The incident happened during the routine morning court calendar. No jurors were on hand yet.
Philidor was sitting in a wheelchair near Judge Walsh, who scrambled away as her bailiff yelled for her to run. He also ate some of the feces, witnesses said.
"It was intense. The corrections officers and police officers were swarming. Like 60 of them," said witness Allen Rios, who posted a short clip of the commotion to his Instagram page. "They told everyone to leave and you couldn't go back in. It was a hazardous area."
Walsh was not deterred. As courtroom 2-10 was shut down for cleaning, the judge moved the closing arguments to another courtroom upstairs late Friday morning, according to spokeswoman Eunice Sigler.
Jurors deliberated Friday afternoon for about one hour — then found Philidor not guilty of the crime. He won't be getting out of jail, however, because he is still facing a separate trial in a grand-theft auto case.
It's unclear if he will face charges related to the courtroom attack.
It was the second time in two days that Philidor's behavior delayed the trial.
On Thursday afternoon, the court called a lunch break, with closing arguments set to begin afterward. But Philidor, who was in a holding cell next to the courtroom, defecated on himself and smeared it all over himself and the cell, officials said.

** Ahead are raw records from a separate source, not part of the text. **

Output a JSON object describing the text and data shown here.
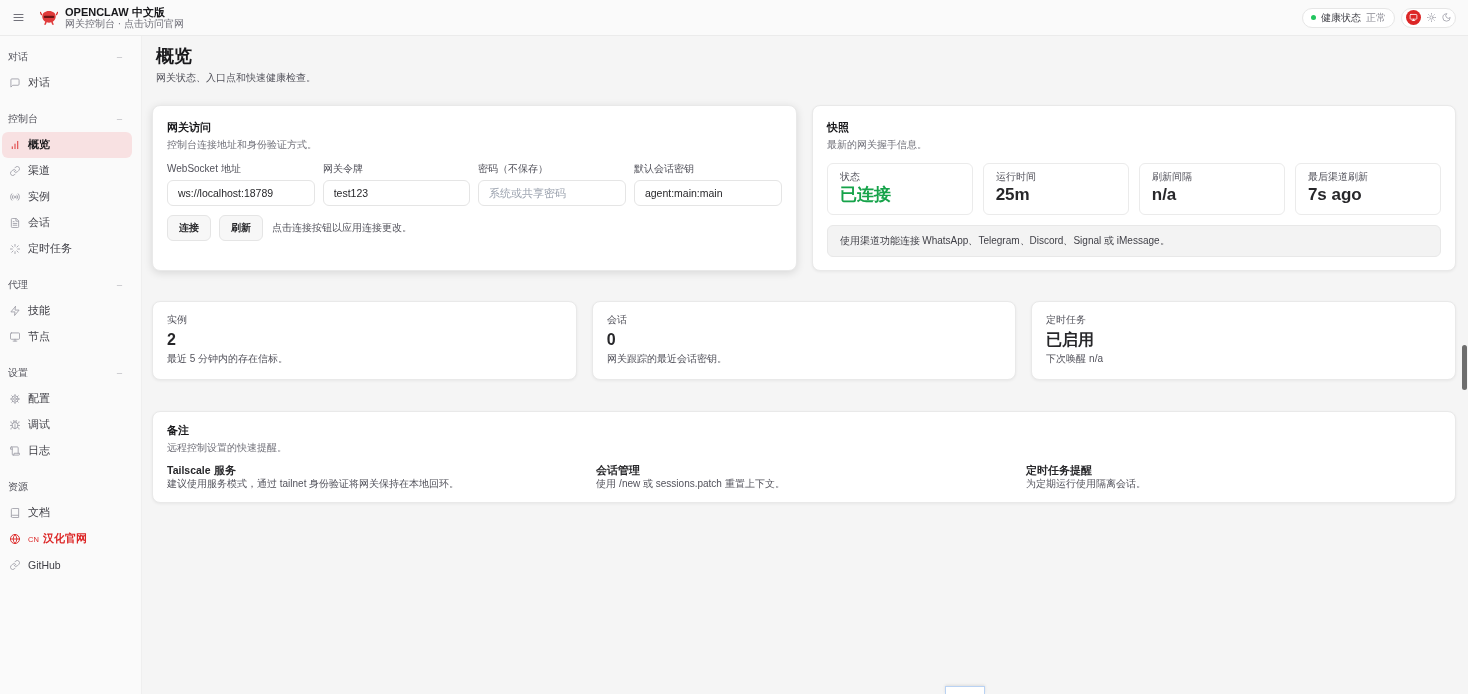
{
  "topbar": {
    "brand_title": "OPENCLAW 中文版",
    "brand_subtitle": "网关控制台 · 点击访问官网",
    "health": {
      "label": "健康状态",
      "value": "正常",
      "ok": true
    },
    "theme_modes": [
      {
        "selected": true
      },
      {
        "selected": false
      },
      {
        "selected": false
      }
    ]
  },
  "sidebar": {
    "sections": [
      {
        "title": "对话",
        "expanded": true,
        "items": [
          {
            "label": "对话",
            "selected": false
          }
        ]
      },
      {
        "title": "控制台",
        "expanded": true,
        "items": [
          {
            "label": "概览",
            "selected": true
          },
          {
            "label": "渠道",
            "selected": false
          },
          {
            "label": "实例",
            "selected": false
          },
          {
            "label": "会话",
            "selected": false
          },
          {
            "label": "定时任务",
            "selected": false
          }
        ]
      },
      {
        "title": "代理",
        "expanded": true,
        "items": [
          {
            "label": "技能",
            "selected": false
          },
          {
            "label": "节点",
            "selected": false
          }
        ]
      },
      {
        "title": "设置",
        "expanded": true,
        "items": [
          {
            "label": "配置",
            "selected": false
          },
          {
            "label": "调试",
            "selected": false
          },
          {
            "label": "日志",
            "selected": false
          }
        ]
      },
      {
        "title": "资源",
        "items": [
          {
            "label": "文档",
            "selected": false,
            "kind": "link"
          },
          {
            "label": "汉化官网",
            "badge": "CN",
            "selected": false,
            "kind": "promo"
          },
          {
            "label": "GitHub",
            "selected": false,
            "kind": "link"
          }
        ]
      }
    ]
  },
  "page": {
    "title": "概览",
    "subtitle": "网关状态、入口点和快速健康检查。"
  },
  "gateway_card": {
    "title": "网关访问",
    "subtitle": "控制台连接地址和身份验证方式。",
    "fields": [
      {
        "label": "WebSocket 地址",
        "value": "ws://localhost:18789"
      },
      {
        "label": "网关令牌",
        "value": "test123"
      },
      {
        "label": "密码（不保存）",
        "placeholder": "系统或共享密码"
      },
      {
        "label": "默认会话密钥",
        "value": "agent:main:main"
      }
    ],
    "buttons": [
      "连接",
      "刷新"
    ],
    "hint": "点击连接按钮以应用连接更改。"
  },
  "snapshot_card": {
    "title": "快照",
    "subtitle": "最新的网关握手信息。",
    "stats": [
      {
        "label": "状态",
        "value": "已连接",
        "color": "#16a34a"
      },
      {
        "label": "运行时间",
        "value": "25m",
        "color": "#27272a"
      },
      {
        "label": "刷新间隔",
        "value": "n/a",
        "color": "#27272a"
      },
      {
        "label": "最后渠道刷新",
        "value": "7s ago",
        "color": "#27272a"
      }
    ],
    "callout": "使用渠道功能连接 WhatsApp、Telegram、Discord、Signal 或 iMessage。"
  },
  "summary_cards": [
    {
      "label": "实例",
      "value": "2",
      "note": "最近 5 分钟内的存在信标。"
    },
    {
      "label": "会话",
      "value": "0",
      "note": "网关跟踪的最近会话密钥。"
    },
    {
      "label": "定时任务",
      "value": "已启用",
      "note": "下次唤醒 n/a"
    }
  ],
  "notes_card": {
    "title": "备注",
    "subtitle": "远程控制设置的快速提醒。",
    "items": [
      {
        "title": "Tailscale 服务",
        "text": "建议使用服务模式，通过 tailnet 身份验证将网关保持在本地回环。"
      },
      {
        "title": "会话管理",
        "text": "使用 /new 或 sessions.patch 重置上下文。"
      },
      {
        "title": "定时任务提醒",
        "text": "为定期运行使用隔离会话。"
      }
    ]
  }
}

Corrections officers had to whisk him away through a public hallway, which was permeated by the smell. One half of the second floor was shut down on Thursday afternoon so the courtroom could be cleaned and disinfected.
Lawyers and the court wanted to know if Philidor was faking mental illness, so a doctor was appointed to evaluate him. He apparently was well enough to go to closing arguments — before Friday's outburst.
"MDCR staff and Correctional Health Services (CHS) Staff will continue to monitor this inmate and will provide extra security precautions to avoid the events from reoccurring," according to Miami-Dade Corrections and Rehabilitation spokesman Juan Diasgranados.
Police say the accused broke into a North Miami Beach home while the homeowner was inside, and was captured after she called police.
With multiple convictions on his record, he's also a career criminal who was facing at least 15 years in prison if convicted.